As the first member of Mixability, McLeary automatically took on the role of lead for the group. Under McLeary’s direction, over the last year and a half Mixability has become one of Mixpanel’s most visible employee resource groups.
Mixability’s message is simple: all tech workers, including those with disabilities and those who are non-disabled, deserve access to resources that allow them to perform optimally. McLeary — who has bipolar disorder and ADHD — believes that a more expansive understanding of different working styles is crucial for pushing back against a “tech bro culture” that normalizes all-nighters and unreasonable working hours.
“We all bring something different to work, and we all need different accommodations to do our best,” said McLeary. “Everyone deserves access to that.”
For McLeary, accommodation means working with her manager to customize work schedules in order to manage her mental illness.
The most fundamental level of accommodation is physical. The Americans with Disabilities Act was signed into law in 1990, and requires businesses to make “reasonable modifications” to serve people with disabilities. However, often-overlooked details like table height, office layout and even the weight of cafeteria dishware can make workplaces difficult to navigate for people with physical accessibility needs.
These details can make choosing when and whether to disclose disability status feel like a fraught decision, even from the start.
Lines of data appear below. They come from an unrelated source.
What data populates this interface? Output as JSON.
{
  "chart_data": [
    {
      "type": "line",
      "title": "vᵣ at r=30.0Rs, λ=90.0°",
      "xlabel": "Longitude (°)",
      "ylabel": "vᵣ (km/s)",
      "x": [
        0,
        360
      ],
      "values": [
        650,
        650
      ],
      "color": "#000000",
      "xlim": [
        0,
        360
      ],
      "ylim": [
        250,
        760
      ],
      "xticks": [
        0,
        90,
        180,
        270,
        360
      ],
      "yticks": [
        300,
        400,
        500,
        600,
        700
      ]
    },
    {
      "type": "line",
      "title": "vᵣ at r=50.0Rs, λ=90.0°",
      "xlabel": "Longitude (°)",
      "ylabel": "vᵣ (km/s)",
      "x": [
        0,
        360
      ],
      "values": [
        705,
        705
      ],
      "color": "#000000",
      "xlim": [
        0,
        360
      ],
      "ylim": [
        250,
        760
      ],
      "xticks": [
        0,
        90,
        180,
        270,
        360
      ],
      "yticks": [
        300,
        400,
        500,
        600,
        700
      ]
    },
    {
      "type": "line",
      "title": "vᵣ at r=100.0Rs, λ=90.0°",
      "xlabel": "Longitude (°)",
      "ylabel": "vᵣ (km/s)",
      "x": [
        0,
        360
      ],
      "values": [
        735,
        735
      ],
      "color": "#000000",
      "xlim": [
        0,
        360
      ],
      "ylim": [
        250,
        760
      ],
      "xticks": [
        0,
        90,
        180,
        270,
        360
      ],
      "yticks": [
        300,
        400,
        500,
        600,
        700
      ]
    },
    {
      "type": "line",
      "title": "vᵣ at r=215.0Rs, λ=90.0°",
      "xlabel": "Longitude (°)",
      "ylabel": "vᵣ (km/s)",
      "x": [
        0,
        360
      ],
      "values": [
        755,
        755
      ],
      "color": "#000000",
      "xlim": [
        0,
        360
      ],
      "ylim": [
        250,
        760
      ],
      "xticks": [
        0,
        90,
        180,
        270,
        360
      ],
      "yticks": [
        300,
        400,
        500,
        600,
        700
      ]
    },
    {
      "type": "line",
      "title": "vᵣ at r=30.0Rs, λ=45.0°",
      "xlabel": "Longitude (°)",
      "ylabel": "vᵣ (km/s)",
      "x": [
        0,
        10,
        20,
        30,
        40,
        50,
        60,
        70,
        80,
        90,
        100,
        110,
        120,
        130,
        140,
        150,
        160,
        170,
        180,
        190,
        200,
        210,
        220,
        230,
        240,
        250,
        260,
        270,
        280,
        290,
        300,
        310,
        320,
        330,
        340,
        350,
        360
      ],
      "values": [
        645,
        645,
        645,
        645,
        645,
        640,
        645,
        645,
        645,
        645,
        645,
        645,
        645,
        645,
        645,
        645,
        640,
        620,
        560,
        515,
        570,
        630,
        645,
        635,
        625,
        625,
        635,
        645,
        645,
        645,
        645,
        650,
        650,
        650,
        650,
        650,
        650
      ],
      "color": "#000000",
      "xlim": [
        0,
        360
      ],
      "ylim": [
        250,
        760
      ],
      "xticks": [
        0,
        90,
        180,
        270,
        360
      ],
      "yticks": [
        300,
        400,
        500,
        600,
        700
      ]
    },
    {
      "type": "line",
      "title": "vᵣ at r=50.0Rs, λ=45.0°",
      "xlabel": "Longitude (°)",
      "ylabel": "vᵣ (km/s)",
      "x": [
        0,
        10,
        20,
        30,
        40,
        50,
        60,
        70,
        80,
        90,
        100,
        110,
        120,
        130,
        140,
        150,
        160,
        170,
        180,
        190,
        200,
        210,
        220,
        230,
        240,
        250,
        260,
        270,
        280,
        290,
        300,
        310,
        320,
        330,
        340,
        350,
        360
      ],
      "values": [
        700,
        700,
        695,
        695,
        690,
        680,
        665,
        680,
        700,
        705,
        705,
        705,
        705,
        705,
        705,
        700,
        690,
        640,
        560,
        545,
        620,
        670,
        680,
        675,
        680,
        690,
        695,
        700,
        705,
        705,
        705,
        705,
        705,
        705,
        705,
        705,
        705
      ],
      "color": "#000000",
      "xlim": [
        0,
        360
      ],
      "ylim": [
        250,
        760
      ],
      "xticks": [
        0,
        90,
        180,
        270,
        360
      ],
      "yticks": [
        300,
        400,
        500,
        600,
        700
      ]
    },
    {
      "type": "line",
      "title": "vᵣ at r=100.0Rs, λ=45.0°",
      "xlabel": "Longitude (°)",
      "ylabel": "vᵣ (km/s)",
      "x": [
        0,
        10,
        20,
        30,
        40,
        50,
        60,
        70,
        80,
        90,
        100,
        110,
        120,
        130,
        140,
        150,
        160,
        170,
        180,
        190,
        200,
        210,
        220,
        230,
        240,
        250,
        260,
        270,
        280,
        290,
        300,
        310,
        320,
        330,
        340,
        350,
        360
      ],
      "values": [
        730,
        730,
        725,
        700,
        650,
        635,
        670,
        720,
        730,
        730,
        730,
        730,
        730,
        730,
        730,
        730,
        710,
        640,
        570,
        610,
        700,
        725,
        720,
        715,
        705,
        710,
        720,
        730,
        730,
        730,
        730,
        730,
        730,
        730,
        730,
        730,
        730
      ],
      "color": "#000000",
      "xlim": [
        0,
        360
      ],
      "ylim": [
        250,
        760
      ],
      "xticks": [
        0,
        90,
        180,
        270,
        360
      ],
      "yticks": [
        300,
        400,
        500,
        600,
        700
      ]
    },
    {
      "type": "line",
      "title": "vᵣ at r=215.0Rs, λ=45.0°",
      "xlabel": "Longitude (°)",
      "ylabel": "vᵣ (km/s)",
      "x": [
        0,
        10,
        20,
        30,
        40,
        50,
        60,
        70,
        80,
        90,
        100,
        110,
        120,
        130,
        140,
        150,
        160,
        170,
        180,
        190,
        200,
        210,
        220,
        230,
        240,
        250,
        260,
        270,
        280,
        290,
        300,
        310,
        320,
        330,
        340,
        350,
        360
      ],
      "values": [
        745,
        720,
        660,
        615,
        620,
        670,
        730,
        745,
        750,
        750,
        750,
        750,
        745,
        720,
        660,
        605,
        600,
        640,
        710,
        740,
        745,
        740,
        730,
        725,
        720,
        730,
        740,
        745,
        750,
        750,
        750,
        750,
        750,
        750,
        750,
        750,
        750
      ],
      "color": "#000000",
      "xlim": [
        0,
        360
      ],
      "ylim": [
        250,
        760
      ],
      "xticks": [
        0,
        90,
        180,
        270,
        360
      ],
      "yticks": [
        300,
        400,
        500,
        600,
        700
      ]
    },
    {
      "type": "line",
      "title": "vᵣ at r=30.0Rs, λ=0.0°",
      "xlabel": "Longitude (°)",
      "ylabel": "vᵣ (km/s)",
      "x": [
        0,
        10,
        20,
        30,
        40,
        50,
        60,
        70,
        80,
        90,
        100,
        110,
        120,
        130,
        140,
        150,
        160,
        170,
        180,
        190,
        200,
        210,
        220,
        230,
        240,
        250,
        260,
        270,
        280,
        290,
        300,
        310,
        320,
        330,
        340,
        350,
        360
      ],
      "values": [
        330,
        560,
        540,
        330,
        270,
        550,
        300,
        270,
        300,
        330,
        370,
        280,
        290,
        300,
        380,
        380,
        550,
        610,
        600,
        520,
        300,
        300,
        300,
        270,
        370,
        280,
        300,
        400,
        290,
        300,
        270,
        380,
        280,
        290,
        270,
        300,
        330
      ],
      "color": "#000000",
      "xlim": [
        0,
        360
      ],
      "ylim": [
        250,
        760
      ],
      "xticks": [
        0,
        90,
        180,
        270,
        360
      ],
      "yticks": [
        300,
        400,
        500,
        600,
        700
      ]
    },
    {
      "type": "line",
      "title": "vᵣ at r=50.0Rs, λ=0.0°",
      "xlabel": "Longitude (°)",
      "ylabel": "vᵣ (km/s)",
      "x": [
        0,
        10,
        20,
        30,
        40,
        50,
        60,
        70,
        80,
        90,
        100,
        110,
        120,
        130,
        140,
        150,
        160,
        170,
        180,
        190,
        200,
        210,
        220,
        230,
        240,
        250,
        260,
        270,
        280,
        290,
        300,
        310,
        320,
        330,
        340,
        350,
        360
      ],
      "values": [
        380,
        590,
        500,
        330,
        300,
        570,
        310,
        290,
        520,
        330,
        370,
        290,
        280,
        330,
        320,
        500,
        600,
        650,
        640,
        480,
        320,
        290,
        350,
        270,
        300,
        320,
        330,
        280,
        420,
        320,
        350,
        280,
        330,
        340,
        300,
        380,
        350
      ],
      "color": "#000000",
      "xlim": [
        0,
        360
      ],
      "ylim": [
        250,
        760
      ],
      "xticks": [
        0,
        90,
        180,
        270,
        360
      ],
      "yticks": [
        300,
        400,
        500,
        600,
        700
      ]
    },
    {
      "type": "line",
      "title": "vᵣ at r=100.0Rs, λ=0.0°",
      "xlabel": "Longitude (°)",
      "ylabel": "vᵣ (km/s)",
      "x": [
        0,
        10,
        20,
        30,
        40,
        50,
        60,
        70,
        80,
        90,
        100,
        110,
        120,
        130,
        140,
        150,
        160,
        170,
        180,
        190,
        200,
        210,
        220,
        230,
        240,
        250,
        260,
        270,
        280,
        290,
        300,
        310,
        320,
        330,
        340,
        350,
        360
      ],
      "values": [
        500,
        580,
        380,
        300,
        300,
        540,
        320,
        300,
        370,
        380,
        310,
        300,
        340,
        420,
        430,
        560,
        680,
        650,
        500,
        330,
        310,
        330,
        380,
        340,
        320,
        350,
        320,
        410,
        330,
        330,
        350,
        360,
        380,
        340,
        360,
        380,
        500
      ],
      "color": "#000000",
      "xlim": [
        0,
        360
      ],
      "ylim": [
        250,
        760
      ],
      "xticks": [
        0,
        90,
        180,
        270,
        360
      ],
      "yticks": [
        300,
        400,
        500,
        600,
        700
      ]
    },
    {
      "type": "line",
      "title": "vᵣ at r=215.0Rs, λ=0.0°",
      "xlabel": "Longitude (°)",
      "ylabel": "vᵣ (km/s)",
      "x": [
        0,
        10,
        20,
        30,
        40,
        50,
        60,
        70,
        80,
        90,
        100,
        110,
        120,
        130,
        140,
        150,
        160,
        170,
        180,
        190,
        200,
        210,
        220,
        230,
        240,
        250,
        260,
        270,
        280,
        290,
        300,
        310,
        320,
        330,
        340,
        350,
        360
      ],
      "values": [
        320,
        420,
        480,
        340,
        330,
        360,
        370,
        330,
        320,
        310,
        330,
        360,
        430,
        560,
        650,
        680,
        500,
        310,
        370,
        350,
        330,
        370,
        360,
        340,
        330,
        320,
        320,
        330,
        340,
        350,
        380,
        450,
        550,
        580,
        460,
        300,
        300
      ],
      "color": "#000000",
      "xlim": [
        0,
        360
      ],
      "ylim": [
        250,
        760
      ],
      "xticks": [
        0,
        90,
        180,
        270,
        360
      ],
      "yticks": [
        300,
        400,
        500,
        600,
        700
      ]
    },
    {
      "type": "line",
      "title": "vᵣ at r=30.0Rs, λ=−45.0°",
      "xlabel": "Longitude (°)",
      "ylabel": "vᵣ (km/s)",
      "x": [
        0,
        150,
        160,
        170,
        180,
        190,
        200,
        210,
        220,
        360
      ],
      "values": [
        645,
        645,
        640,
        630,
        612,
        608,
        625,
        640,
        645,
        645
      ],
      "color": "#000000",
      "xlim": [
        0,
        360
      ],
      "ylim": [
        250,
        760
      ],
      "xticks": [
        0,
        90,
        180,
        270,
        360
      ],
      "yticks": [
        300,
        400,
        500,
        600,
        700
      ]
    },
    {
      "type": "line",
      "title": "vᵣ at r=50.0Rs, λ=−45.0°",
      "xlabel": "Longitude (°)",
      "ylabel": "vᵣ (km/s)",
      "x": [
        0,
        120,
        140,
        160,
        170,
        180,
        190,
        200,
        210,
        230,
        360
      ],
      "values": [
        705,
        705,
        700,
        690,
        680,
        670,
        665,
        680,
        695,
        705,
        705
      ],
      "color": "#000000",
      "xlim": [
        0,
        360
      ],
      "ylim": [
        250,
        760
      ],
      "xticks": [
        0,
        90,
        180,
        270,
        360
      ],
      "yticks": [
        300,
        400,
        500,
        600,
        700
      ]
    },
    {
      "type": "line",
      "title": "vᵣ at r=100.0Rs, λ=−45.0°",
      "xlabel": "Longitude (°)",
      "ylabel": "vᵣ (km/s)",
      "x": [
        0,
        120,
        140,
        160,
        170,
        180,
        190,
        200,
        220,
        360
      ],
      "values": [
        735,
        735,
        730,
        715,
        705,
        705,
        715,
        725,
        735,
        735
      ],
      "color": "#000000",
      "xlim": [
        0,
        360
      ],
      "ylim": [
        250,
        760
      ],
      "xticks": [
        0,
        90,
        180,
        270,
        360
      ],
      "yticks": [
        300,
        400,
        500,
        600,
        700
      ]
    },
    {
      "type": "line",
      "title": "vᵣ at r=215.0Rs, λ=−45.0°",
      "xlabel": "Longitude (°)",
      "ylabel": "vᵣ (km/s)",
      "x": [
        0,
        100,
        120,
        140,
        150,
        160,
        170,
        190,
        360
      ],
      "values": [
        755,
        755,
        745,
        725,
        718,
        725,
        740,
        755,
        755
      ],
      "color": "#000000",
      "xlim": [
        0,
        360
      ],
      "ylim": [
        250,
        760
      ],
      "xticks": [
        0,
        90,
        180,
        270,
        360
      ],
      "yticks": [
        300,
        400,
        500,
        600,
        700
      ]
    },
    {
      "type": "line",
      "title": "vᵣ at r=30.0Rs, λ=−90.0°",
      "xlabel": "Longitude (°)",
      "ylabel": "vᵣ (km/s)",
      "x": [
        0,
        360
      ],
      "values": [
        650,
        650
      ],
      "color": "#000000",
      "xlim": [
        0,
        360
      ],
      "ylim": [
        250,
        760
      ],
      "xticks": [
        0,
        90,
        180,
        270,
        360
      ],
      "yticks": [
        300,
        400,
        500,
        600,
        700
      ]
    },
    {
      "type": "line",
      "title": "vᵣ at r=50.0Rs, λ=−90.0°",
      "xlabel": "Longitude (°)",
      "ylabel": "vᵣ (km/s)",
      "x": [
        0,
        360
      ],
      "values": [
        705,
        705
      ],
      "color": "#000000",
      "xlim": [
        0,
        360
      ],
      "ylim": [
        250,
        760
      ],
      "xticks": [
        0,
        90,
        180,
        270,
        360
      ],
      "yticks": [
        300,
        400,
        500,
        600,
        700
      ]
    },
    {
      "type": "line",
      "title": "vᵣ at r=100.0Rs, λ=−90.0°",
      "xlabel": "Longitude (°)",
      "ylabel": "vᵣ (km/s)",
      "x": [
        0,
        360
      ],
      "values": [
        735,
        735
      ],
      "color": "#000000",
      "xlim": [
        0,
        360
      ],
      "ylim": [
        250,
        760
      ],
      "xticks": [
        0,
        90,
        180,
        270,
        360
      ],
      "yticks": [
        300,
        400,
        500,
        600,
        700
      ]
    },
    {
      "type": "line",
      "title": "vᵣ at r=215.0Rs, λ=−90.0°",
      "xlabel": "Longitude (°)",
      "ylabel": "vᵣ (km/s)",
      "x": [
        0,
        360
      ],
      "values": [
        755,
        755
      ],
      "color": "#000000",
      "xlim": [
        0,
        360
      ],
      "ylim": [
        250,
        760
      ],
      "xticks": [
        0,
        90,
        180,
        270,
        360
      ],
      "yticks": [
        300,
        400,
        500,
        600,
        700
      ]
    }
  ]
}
Sunday Parker, the accessibility outreach program manager at Salesforce, shared her own experience in disclosing disability status. Parker, who uses a wheelchair, tends to disclose her need for physical accommodations when they become necessary, for instance during an on-site interview but not during a phone interview.
Disclosing her requirements for physical accommodations allows recruiters to plan accordingly. More importantly, it “takes the stress off of your shoulder as a candidate to [not have to] be thinking about one more thing,” said Parker.
Based on her own experience, Parker also cautioned against accepting an employment offer without getting written verification that the employer will honor requests for reasonable accommodations.
“In the past [I] have accepted a job offer without requesting the accommodations, and when I did come on day one…I then asked for those accommodations and did not receive them,” Parker said.
Sometimes, accommodations are denied simply due to a lack of familiarity with disability rights.
Alexis Alvarez, Senior Staff Attorney for the Disability Rights Program of Legal Aid at Work, has found this to be especially true of small startups — the fixtures of Silicon Valley — which often lack personnel with training in disability awareness.<
“Sometimes the initial reaction from an employer is, ‘Oh, no, no, we can’t do that.’” said Alvarez. “And it’s not for any reason other than, you know, ‘this is the first time I’m encountering something like this.’”
Yet there is a real incentive for tech companies to create more accessible workplaces. According to a 2018 Accenture report published in partnership with the American Association of People with Disabilities, disability hiring and inclusion significantly increases shareholder returns, not to mention the well-being of employees.
Govind Balakrishnan, vice president of Creative Cloud Product and Services at Adobe, and executive sponsor for the AccessAdobe, recognizes this benefit. At Adobe — which specializes in creativity tools — disability inclusion is both a business advantage as well as a moral imperative.
“You have to make sure that you’re also working with the community,” said Balakrishnan. “What if we could try to help [customers with disabilities] learn how to use a product so that they can find avenues to express their creativity more seamlessly and easily?” Balakrishnan said.
This is why Adobe products are carefully designed to have interfaces that are high contrast, visually simple, and usable by color blind customers.
Given the power that the technology industry has on modern society, Walton hopes that her work in increasing attention to accessibility in tech products is just a starting point.
“I want to continue increasing disability representation, not only in the tech industry, but in mainstream culture as well.”